Caminin dışındaki görgü tanıkları polisin içeridekilere dışarı çıkmaları için 15 dakika süre verdiğini, daha sonra camiye ikinci kattan girmeye teşebbüs ettiğini ancak başarılı olamadığını söyledi.

Sabah namazına kadar polis ve asker tarafından kuşatma altında tutulan cami çevresinden askerin çekildiği, halen baltacıların ve onlara eşlik eden polisin camiyi kuşatmaya devam ettiği bildiriliyor.

BİR BALTACI İÇERİ GİRİP SORDU

Bu arada El-Cezire televizyonu camide bulunan AA muhabiri Hibe Zekeriya ile bağlantı kurdu. Televizyon bağlantısı sırasında sivil giyimli "baltacı" olduğu iddia edilen bir şahsın silahsız olarak caminin içine girdiği, içeridekilere "buradakilerin hepsi İhvancı değil mi?" diye soru sorduğu ve daha sonra tekrar dışarı çıktığı görüldü.

Haber takibi için bölgeye giden Türk gazeteci Metin Turan da camide mahsur kalanlar arasında.

12 SAATTİR AÇLAR

AA muhabiri Hibe Zekeriya, içeride su dışında herhangi bir gıda maddesinin olmadığını, camideki yaklaşık bin kişinin 12 saattir aç olduğunu söyledi.

Camiden mahalle halkına yardım çağrısına devam edildiğini vurgulayan Zekeriya, içeride 5 cenazenin ve onlarca yaralının bulunduğunu ifade etti.

Daha önce camide 2 cenaze olduğu belirtilmişti.
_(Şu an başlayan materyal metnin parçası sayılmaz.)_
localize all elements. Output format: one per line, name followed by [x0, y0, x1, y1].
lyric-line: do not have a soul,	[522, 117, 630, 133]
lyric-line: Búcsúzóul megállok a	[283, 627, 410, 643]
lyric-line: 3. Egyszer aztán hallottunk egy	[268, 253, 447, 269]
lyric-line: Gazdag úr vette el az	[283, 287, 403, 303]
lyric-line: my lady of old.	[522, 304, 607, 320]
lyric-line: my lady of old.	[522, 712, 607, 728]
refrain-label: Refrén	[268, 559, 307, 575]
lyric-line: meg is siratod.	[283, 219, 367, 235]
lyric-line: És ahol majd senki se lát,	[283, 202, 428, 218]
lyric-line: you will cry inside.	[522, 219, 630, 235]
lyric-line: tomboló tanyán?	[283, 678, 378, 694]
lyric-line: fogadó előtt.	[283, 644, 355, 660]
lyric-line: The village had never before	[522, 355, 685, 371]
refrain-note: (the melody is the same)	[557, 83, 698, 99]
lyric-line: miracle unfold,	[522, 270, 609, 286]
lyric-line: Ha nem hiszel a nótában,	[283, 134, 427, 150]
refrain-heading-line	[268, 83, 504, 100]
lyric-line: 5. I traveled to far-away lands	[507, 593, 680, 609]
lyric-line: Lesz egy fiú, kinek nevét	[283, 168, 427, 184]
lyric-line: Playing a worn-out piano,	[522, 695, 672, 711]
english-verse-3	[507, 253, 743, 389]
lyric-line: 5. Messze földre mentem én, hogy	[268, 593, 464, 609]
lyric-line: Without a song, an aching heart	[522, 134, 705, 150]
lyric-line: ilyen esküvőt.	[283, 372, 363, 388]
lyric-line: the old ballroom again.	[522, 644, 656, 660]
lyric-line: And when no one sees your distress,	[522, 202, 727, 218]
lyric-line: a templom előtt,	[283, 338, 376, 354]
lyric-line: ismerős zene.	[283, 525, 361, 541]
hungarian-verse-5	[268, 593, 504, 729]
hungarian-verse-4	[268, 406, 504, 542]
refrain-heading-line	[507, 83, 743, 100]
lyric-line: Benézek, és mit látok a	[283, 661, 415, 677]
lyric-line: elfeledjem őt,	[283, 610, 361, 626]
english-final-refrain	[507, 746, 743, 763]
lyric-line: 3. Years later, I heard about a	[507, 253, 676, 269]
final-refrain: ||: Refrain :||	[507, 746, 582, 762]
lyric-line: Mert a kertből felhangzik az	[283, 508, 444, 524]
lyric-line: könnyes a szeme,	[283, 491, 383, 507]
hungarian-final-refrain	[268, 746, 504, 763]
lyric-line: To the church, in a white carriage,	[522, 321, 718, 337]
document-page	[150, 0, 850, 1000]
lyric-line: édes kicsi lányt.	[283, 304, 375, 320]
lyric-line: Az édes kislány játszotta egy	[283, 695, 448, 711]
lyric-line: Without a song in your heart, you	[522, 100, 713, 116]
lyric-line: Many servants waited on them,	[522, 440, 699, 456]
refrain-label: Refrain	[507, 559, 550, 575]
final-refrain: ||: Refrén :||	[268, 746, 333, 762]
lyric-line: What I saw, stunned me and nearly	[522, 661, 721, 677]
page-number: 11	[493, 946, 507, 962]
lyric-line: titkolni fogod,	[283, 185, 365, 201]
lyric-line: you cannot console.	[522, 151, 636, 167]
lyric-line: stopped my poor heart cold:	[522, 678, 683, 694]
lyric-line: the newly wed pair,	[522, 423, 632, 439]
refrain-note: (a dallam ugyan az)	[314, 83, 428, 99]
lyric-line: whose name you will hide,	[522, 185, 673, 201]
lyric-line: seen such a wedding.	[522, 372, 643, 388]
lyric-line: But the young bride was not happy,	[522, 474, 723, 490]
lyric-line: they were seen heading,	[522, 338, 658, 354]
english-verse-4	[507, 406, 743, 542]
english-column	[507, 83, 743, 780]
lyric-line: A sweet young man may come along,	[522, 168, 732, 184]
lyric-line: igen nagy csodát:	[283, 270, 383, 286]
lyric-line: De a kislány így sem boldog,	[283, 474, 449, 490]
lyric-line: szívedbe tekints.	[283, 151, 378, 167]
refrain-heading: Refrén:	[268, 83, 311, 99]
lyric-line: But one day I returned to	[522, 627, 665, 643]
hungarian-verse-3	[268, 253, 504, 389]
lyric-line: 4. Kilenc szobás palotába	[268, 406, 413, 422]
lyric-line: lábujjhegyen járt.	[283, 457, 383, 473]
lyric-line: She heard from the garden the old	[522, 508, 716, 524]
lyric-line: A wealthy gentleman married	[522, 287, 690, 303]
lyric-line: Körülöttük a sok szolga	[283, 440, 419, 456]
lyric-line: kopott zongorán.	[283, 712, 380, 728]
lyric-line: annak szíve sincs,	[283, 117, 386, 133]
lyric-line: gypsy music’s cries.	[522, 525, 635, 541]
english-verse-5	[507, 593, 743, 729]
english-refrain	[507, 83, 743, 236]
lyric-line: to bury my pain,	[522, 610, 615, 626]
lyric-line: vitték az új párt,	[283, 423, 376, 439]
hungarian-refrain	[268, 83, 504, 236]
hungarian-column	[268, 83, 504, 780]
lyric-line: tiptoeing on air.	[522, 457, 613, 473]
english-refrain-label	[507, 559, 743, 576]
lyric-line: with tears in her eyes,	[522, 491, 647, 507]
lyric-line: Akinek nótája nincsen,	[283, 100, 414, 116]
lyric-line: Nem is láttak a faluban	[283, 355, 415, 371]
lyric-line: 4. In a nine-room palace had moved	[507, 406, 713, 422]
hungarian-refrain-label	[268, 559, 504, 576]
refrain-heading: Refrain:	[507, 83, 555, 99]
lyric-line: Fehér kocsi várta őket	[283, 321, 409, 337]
Dün cuma namazıyla başlayan "Gazap Cuması" gösteri ve yürüyüşleri sırasında protestocular, Ramses Meydanı yakınında bulunan ve geçici sağlık merkezi olarak da kullanılan El-Feth Camisi'ne sığınmıştı.

Dinin saygınlığına karşı işlenmiş suç

Mısır'daki selefi eğilimli Nur Partisi Mısır'ın başkenti Kahire'deki El-Feth Camisi'nin kuşatılmasını "dinin saygınlığına karşı işlenmiş suç" olarak nitelendirdi.